Pro-ACA protestors. Photo: Erik McGregor/Pacific Press/LightRocket via Getty Images
States are beginning to make contingency plans in case the courts strike down the Affordable Care Act, WSJ reports.
Yes, but: There's only so much they can do.
Where it stands: As we all wait for the 5th Circuit Court of Appeals to hand down its ruling, and then for the likely appeal to the Supreme Court...
- Colorado is looking to its state-level public option, still under formation, as an ACA fallback.
- Nevada has formed a commission to look for ideas.
- Louisiana is working on a plan to establish a high-risk pool for sick people.
The catch: Even setting aside the fact that this is only a small handful of states, even the most motivated blue state probably couldn't make up for the total loss of the ACA.
- They could not deliver themselves a federally funded Medicaid expansion, for starters, and would have to raise an awful lot of revenue to replace the premium subsidies on the ACA's exchanges.

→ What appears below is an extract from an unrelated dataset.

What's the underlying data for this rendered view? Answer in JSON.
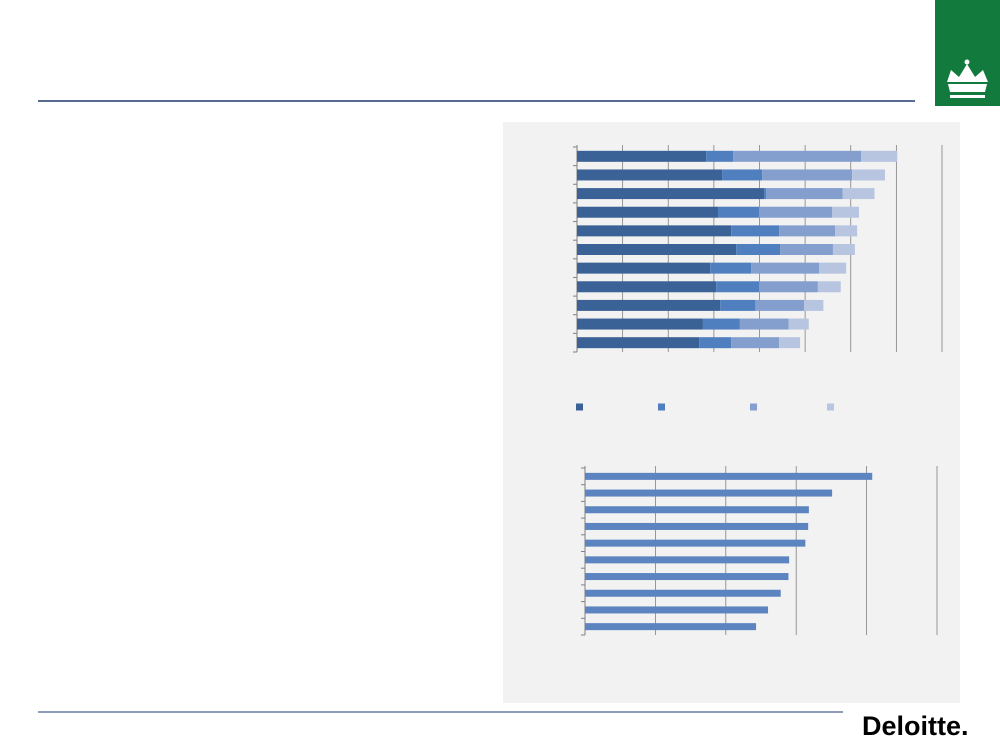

- States would face their own drawn-out political battles if they wanted to re-impose the ACA's protections for pre-existing conditions and the accompanying rules that give the coverage mandate teeth.
And that's just the ACA's coverage expansion: States definitely couldn't fill the ACA's shoes on Medicare policy, biosimilars approval or the host of other programs that would fall by the wayside if the law is ultimately struck down.